Best book review of 2004
The best book review that I read this year was published in the London Review of Books. In Mao meets Oakeshott, John Lanchester reviewed Mind the Gap: The New Class Divide in Britain by Ferdinand Mount.
Here's the blurb:
In this provocative and ruthlessly frank book, Ferdinand Mount argues that there is a new class divide in Britain which is just as vicious and hard to get rid of as the old one. Through acute observation - drawing on every aspect of life from soap operas, speech patterns and gardening to education and the distribution of wealth - he demolishes the illusion that we live in a classless society and shows how the worst-off in Britain today are more culturally deprived than their parents or grandparents.
I have to admit straight away that I haven't read Mind the Gap, but I found Lanchester's review so interesting that I've read it more than once.
There are just so many observations in it that ring true to me, beginning with these two sentences from the first paragraph:
Britain produces an extraordinary amount of commentary, in print, on television and on radio; so much that the production of opinion can seem to be our dominant industry, the thing we are best at and most take to.
The problem with our public culture is not that it is low-grade: it is that it is fluent, clear, coherent, often vividly expressed, and more or less entirely free of fresh intellectual content.

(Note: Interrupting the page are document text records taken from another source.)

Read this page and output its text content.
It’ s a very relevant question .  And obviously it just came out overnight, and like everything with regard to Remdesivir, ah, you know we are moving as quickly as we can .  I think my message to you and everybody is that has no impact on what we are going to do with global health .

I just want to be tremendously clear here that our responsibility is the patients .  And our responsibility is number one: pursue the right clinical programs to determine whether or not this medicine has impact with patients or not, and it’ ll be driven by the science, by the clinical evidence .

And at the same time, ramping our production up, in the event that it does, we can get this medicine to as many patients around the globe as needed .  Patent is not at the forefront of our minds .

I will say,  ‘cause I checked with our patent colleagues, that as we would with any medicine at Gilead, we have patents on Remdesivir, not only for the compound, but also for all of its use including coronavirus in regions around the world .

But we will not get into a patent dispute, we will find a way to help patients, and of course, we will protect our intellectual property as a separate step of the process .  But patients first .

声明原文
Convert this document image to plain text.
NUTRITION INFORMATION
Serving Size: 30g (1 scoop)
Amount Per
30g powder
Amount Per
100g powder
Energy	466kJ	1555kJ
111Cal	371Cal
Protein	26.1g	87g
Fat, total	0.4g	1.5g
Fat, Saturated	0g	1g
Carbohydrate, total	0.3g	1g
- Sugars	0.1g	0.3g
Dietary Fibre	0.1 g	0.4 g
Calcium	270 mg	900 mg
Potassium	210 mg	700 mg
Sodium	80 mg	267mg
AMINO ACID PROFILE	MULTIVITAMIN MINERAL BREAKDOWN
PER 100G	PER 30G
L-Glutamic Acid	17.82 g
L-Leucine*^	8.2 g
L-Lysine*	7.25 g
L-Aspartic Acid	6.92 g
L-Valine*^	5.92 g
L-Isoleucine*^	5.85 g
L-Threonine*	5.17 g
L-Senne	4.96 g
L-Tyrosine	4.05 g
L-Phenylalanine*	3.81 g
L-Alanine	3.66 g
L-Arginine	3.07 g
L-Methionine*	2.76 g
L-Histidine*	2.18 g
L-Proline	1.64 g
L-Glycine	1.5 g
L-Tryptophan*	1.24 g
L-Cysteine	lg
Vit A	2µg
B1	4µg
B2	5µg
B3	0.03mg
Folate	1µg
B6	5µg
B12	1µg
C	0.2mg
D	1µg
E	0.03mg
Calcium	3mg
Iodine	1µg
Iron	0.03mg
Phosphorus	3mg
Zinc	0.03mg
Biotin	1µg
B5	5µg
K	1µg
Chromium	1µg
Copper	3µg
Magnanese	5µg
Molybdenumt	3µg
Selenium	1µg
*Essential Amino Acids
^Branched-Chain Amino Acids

You can go whole weeks reading the broadsheet press without encountering a new idea; you can listen to hundreds of hours of broadcast debate and encounter nothing but received wisdoms.
And then there's The crisis is related to the fact that our culture now values only two things, money and celebrity, and the poor by definition don't have either.
It's a great review of what sounds like a really interesting, if depressing, book. When I re-read it recently, however, one section in particular stood out:
Our Downers - to use Mount's preferred term for the losers in the British class system - are, by world standards, culturally impoverished. It is difficult to be precise and non-subjective about this, but there seems to be a genre of working-class life in England which has no equivalent in the rest of the developed world. The deprivation in question is not material: we're not talking about child labour, or anything which by global standards - the standards of the four billion people who live on less than $4 a day - is considered absolute poverty. It is difficult to quantify this deprivation, though Mount does have one or two good examples, such as the fact that 42 per cent of all burglaries happen to 1 per cent of all homes, principally those belonging to the poor and/or single parents: so the less you have, the more likely you are to have it stolen.
That last statement is in direct contrast to the reporting of recent events here in London. As this month's Economist London Briefing pointed out:
The murder of a respected City financier in late November shocked Londoners. John Monckton, a 49-year-old fund manager, was stabbed to death by two burglars who forced their way into his £3m home in Chelsea, a smart neighbourhood. His wife, Homeyra, was severely injured. Police arrested two men in connection with the killing on December 14th. A third suspect was arrested and bailed last month.
This was the latest in a string of violent assaults on householders in London's richer parts. In October, Robert Symons, a 45-year-old-teacher, died in similar circumstances in his home in Chiswick. And in September, a retired paediatrician and his wife were stabbed to death in a gated estate in Highgate Hill. Violent crime is worsening across the capital, particularly knife-crime in some boroughs, according to crime statistics.
So what's the lesson in all this? The less you have, the more likely you are to have it stolen; but the more you had, the more likely it'll appear in the press.